– Так это и есть наш новый ферзь в рукаве? – теперь Клоун откровенно разглядывал меня. – Да, на первый взгляд, вроде, то, что надо…
И тут я не выдержал. В конце-концов, почему я должен терпеть издевательства со стороны этих убогих?! Иногда меня заносит, и потом бывает стыдно – но ничего не могу с собой поделать.
– Слушай, ты, Кум, – довольно надменно сказал я. – Кончай ломать комедию! У себя на химии сокамерников куклами развлекай! А здесь давай по делу!
Хиляк посмотрел на меня со страхом, Крот начал медленно съезжать под стол.
– По делу? – вкрадчиво поинтересовался Клоун. – Давай по делу… Ты, ничтожество, на которое пал выбор, какое ты право имеешь прикрикивать на тех, кто ждет от тебя защиты, кто вложил в тебя все остатки своей надежды? Ты, кому судьба подарила всего лишь защитную окраску, отчего ты считаешь, что стал умнее, справедливее, выше нас? Ты сам – человеческий обрубок, разбитый на кусочки ударом почтового штемпеля! Чем ты, живущий и умирающий на почтовой карточке, лучше меня, живущего в этой кукле?!
Стеклянные глаза сверкают огнем, проникают в самые тайные уголки души. Мне страшно – но некуда бежать, негде скрыться. Я оступаюсь – и с воплем лечу в бездонную пропасть…
– Эй, эй! Близнец, очнись! С тобой все в порядке?
Все-таки, я никуда не летел. Я так и сижу на скрипучем стуле, на грязной кухне Кума, меня держит Крот, а Хиляк несильно шлепает по щекам.
Отмахиваюсь. Делаю глубокий вдох.
– Ну, слава богу, отошел! – бодро говорит Хиляк. – Близнец, надо, все-таки, быть повежливее. Особенно с теми, кого знаешь недостаточно хорошо. Ты уж прости его, Клоун!
– Я-то что? – как ни в чем не бывало, говорит Клоун, и колокольчики на его колпаке мелко позванивают. – Меня-то нечего бояться. Пусть других боится. Я просто показал ему, как это бывает. А он пусть делает выводы. Клоуны не всегда смешные, правда?
Медленно прихожу в себя. Теперь смотрю на Клоуна совсем другими глазами.
Куда там – теперь я на все сморю другими глазами. Конечно, дело не кукле. Или не совсем в ней. Трудно объяснить – я смог это всего лишь почувствовать, и когда это ощущал, мне казалось, я подошел к разгадке самого себя. Конечно же, это иллюзия. Как и то, что с нами говорит кукла.

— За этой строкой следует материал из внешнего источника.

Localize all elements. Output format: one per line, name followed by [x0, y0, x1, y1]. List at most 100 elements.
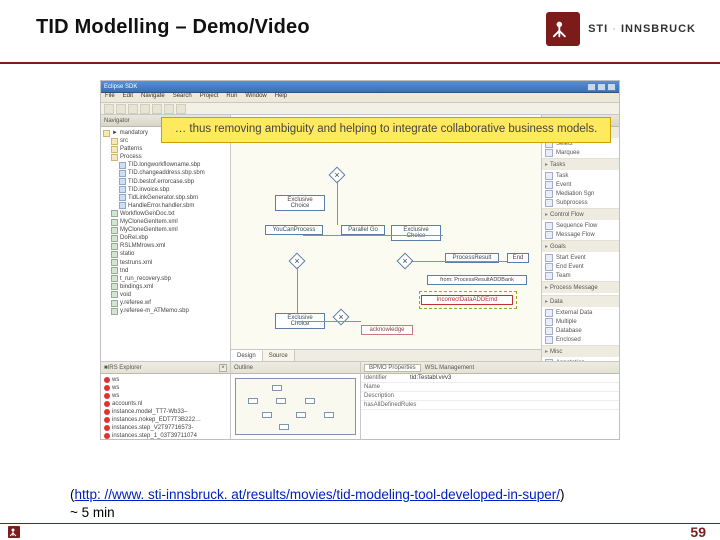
property-row[interactable]: Identifiertid:Testabl.v#v3	[361, 374, 619, 383]
tree-item[interactable]: tnd	[103, 267, 228, 275]
gateway-node[interactable]	[333, 309, 350, 326]
tree-item[interactable]: TID.changeaddress.sbp.sbm	[103, 169, 228, 177]
tree-item[interactable]: DoRel.xbp	[103, 234, 228, 242]
palette-group-header[interactable]: Goals	[542, 241, 619, 252]
palette-item[interactable]: External Data	[545, 308, 616, 317]
tree-item[interactable]: MyCloneGenItem.xml	[103, 226, 228, 234]
editor-tab[interactable]: Design	[231, 350, 263, 361]
tool-icon[interactable]	[152, 104, 162, 114]
logo: STI · INNSBRUCK	[546, 12, 696, 46]
property-row[interactable]: Name	[361, 383, 619, 392]
tree-item[interactable]: MyCloneGenItem.xml	[103, 218, 228, 226]
palette-group-header[interactable]: Tasks	[542, 159, 619, 170]
list-item[interactable]: accounts.nl	[104, 400, 227, 408]
tree-item[interactable]: TidLinkGenerator.sbp.sbm	[103, 194, 228, 202]
menu-item[interactable]: Window	[245, 93, 266, 102]
palette-group-header[interactable]: Misc	[542, 346, 619, 357]
tree-item[interactable]: Patterns	[103, 145, 228, 153]
palette-item[interactable]: Marquee	[545, 148, 616, 157]
palette-item[interactable]: End Event	[545, 262, 616, 271]
flow-node[interactable]: End	[507, 253, 529, 263]
tree-item[interactable]: HandleError.handler.sbm	[103, 202, 228, 210]
flow-node[interactable]: acknowledge	[361, 325, 413, 335]
tree-item[interactable]: TID.invoice.sbp	[103, 186, 228, 194]
tree-item[interactable]: t_run_recovery.sbp	[103, 275, 228, 283]
menubar[interactable]: File Edit Navigate Search Project Run Wi…	[101, 93, 619, 103]
tree-item[interactable]: y.referee.wf	[103, 299, 228, 307]
properties-tab[interactable]: WSL Management	[421, 365, 478, 371]
tree-item[interactable]: statio	[103, 250, 228, 258]
tool-icon[interactable]	[176, 104, 186, 114]
tool-icon[interactable]	[164, 104, 174, 114]
property-row[interactable]: Description	[361, 392, 619, 401]
list-label: instances.step_1_03T39711074	[112, 433, 197, 439]
tree-label: TID.longworkflowname.sbp	[128, 161, 200, 169]
minimize-button[interactable]	[587, 83, 596, 91]
tree-item[interactable]: WorkflowGenDoc.txt	[103, 210, 228, 218]
tree-item[interactable]: y.referee-m_ATMemo.sbp	[103, 307, 228, 315]
menu-item[interactable]: Run	[226, 93, 237, 102]
flow-node[interactable]: Exclusive Choice	[275, 195, 325, 211]
palette-item[interactable]: Multiple	[545, 317, 616, 326]
menu-item[interactable]: Project	[200, 93, 219, 102]
list-item[interactable]: ws	[104, 392, 227, 400]
palette-item[interactable]: Event	[545, 180, 616, 189]
palette-item[interactable]: Message Flow	[545, 230, 616, 239]
palette-item[interactable]: Mediation Sgn	[545, 189, 616, 198]
tool-icon[interactable]	[104, 104, 114, 114]
property-key: hasAllDefinedRules	[361, 401, 407, 409]
palette-group-header[interactable]: Process Message	[542, 282, 619, 293]
palette-item[interactable]: Team	[545, 271, 616, 280]
property-key: Name	[361, 383, 407, 391]
tree-item[interactable]: TID.longworkflowname.sbp	[103, 161, 228, 169]
caption-close: )	[560, 487, 565, 502]
palette-item[interactable]: Start Event	[545, 253, 616, 262]
tool-icon[interactable]	[116, 104, 126, 114]
tree-item[interactable]: RSLMMrows.xml	[103, 242, 228, 250]
caption-link[interactable]: http: //www. sti-innsbruck. at/results/m…	[75, 487, 560, 502]
properties-table[interactable]: Identifiertid:Testabl.v#v3NameDescriptio…	[361, 374, 619, 439]
list-item[interactable]: instances.nokep_EDT7T3B222…	[104, 416, 227, 424]
palette-item[interactable]: Sequence Flow	[545, 221, 616, 230]
menu-item[interactable]: Navigate	[141, 93, 165, 102]
tree-item[interactable]: TID.bestof.errorcase.sbp	[103, 178, 228, 186]
tree-item[interactable]: Process	[103, 153, 228, 161]
palette-item[interactable]: Task	[545, 171, 616, 180]
palette-item[interactable]: Subprocess	[545, 198, 616, 207]
properties-tab[interactable]: BPMO Properties	[364, 364, 421, 372]
property-value	[407, 401, 619, 409]
tree-item[interactable]: void	[103, 291, 228, 299]
editor-tab[interactable]: Source	[263, 350, 295, 361]
menu-item[interactable]: Help	[275, 93, 287, 102]
tree-item[interactable]: testruns.xml	[103, 259, 228, 267]
file-icon	[119, 202, 126, 209]
menu-item[interactable]: File	[105, 93, 115, 102]
palette-item[interactable]: Enclosed	[545, 335, 616, 344]
outline-minimap[interactable]	[235, 378, 356, 435]
tree-item[interactable]: bindings.xml	[103, 283, 228, 291]
palette-item[interactable]: Database	[545, 326, 616, 335]
list-item[interactable]: instance.model_TT7-Wb33–	[104, 408, 227, 416]
file-icon	[111, 243, 118, 250]
irs-explorer-list[interactable]: wswswsaccounts.nlinstance.model_TT7-Wb33…	[101, 374, 230, 439]
list-item[interactable]: instances.step_1_03T39711074	[104, 432, 227, 439]
menu-item[interactable]: Search	[173, 93, 192, 102]
flow-node[interactable]: Parallel Go	[341, 225, 385, 235]
flow-node[interactable]: YouCanProcess	[265, 225, 323, 235]
list-item[interactable]: ws	[104, 384, 227, 392]
list-item[interactable]: ws	[104, 376, 227, 384]
flow-node[interactable]: Exclusive Choice	[391, 225, 441, 241]
maximize-button[interactable]	[597, 83, 606, 91]
bullet-icon	[104, 401, 110, 407]
property-row[interactable]: hasAllDefinedRules	[361, 401, 619, 410]
file-icon	[119, 170, 126, 177]
tool-icon[interactable]	[140, 104, 150, 114]
tree-label: WorkflowGenDoc.txt	[120, 210, 175, 218]
close-icon[interactable]: ×	[219, 364, 227, 372]
palette-group-header[interactable]: Control Flow	[542, 209, 619, 220]
list-item[interactable]: instances.step_V2T97716573-	[104, 424, 227, 432]
menu-item[interactable]: Edit	[123, 93, 133, 102]
close-button[interactable]	[607, 83, 616, 91]
tool-icon[interactable]	[128, 104, 138, 114]
palette-group-header[interactable]: Data	[542, 296, 619, 307]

Клоун – это всего лишь воплощение. Только чье? «Второго я» Кума? Вселившихся в него духов?
Это не важно. По крайней мере, не важно сейчас. В мире слабаков вообще не важно «почему» – у нас просто нет ни знаний, ни сил, ни воли на разгадку тайн бытия.
Зато мы умеем верить.
Ведь только вера помогает нам, изначально обреченным на проигрыш, жить. И править миром.

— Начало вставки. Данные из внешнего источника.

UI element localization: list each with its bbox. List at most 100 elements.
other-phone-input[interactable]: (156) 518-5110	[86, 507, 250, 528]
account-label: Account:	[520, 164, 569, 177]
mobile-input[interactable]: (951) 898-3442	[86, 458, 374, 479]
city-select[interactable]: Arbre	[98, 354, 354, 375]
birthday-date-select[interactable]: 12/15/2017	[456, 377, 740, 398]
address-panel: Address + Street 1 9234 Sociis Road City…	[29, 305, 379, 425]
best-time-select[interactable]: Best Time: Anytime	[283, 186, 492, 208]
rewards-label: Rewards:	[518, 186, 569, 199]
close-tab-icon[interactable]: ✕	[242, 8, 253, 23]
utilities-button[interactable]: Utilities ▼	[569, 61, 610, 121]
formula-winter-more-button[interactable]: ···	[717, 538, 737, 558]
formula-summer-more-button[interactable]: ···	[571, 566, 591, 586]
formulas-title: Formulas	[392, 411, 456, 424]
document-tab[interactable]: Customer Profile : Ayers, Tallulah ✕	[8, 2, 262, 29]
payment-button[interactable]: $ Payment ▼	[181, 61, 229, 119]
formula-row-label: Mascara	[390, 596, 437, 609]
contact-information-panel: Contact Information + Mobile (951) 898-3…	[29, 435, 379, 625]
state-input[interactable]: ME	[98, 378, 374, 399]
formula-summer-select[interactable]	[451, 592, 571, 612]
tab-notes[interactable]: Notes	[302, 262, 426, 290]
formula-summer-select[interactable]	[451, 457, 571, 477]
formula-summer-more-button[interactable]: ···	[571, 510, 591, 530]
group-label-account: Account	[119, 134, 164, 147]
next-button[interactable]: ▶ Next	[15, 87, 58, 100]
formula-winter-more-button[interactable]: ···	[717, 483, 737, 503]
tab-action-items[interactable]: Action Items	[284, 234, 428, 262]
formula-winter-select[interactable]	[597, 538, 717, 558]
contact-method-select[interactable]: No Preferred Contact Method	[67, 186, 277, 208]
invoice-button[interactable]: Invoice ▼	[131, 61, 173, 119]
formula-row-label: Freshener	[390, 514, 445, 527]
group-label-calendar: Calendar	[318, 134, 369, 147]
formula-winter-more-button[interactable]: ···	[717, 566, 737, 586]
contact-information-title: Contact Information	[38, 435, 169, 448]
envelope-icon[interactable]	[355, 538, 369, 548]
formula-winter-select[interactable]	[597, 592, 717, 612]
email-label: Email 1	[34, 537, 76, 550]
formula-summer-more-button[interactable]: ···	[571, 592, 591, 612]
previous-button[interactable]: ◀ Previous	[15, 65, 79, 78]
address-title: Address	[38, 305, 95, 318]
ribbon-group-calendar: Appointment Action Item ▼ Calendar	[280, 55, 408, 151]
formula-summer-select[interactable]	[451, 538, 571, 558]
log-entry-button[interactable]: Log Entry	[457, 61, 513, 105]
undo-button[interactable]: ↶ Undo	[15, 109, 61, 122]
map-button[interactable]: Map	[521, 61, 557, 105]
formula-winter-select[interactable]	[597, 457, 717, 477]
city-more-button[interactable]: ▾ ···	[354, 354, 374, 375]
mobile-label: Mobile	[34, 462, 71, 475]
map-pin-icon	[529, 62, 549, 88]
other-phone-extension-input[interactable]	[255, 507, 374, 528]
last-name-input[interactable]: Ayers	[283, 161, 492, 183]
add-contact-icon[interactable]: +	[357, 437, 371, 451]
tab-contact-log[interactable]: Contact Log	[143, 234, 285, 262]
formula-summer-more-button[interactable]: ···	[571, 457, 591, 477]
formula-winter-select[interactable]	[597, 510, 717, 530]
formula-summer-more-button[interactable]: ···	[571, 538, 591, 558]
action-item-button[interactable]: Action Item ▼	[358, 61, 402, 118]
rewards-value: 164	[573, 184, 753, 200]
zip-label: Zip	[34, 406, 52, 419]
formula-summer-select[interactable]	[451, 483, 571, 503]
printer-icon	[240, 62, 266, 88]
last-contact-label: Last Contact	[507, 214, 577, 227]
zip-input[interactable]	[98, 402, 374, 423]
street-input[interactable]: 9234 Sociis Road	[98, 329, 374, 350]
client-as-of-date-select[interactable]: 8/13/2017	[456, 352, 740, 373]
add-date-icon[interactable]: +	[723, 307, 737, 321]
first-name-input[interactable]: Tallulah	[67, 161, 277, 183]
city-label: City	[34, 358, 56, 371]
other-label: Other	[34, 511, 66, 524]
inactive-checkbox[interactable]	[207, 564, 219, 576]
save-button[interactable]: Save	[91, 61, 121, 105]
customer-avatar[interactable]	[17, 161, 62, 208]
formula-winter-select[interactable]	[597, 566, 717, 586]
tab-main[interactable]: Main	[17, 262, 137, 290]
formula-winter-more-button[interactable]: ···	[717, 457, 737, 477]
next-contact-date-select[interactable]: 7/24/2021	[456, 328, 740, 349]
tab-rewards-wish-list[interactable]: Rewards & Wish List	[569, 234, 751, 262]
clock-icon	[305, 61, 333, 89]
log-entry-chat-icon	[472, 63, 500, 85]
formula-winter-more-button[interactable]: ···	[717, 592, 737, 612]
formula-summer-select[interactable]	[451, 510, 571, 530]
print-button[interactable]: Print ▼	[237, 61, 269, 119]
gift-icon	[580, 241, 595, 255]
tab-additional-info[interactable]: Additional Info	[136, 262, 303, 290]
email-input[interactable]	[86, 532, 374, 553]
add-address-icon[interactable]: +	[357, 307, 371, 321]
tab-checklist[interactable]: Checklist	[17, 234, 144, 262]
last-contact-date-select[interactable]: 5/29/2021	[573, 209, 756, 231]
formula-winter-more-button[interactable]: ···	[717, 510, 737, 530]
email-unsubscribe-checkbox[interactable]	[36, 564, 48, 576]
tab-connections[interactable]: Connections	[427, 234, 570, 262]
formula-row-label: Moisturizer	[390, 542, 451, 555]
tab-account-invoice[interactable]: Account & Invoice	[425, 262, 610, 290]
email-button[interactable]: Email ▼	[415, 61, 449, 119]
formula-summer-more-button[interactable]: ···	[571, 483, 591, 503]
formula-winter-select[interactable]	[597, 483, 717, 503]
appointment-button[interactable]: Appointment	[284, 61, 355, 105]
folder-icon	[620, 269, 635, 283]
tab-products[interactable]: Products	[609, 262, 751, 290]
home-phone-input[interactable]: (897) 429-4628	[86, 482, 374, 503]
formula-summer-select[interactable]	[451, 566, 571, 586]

Подошли поближе – так и есть: водила наш сидит на ступеньке автобусной двери и согревался растягиванием мехов своего инструмента. Не знаю, есть ли такое понятие – «расстроенный баян» – но звучало все именно так. И мелодия, вроде, знакомая, только никак не желала она складываться в нечто цельное. Музыка вздрагивала, спотыкалась, взвизгивала, чем-то напоминая манеру исполнителя водить автобус. Сразу стало жаль несчастных детей, да и самого Баяна – уж больно он старался…
– Сигнализация в порядке, – хихикнул Хиляк.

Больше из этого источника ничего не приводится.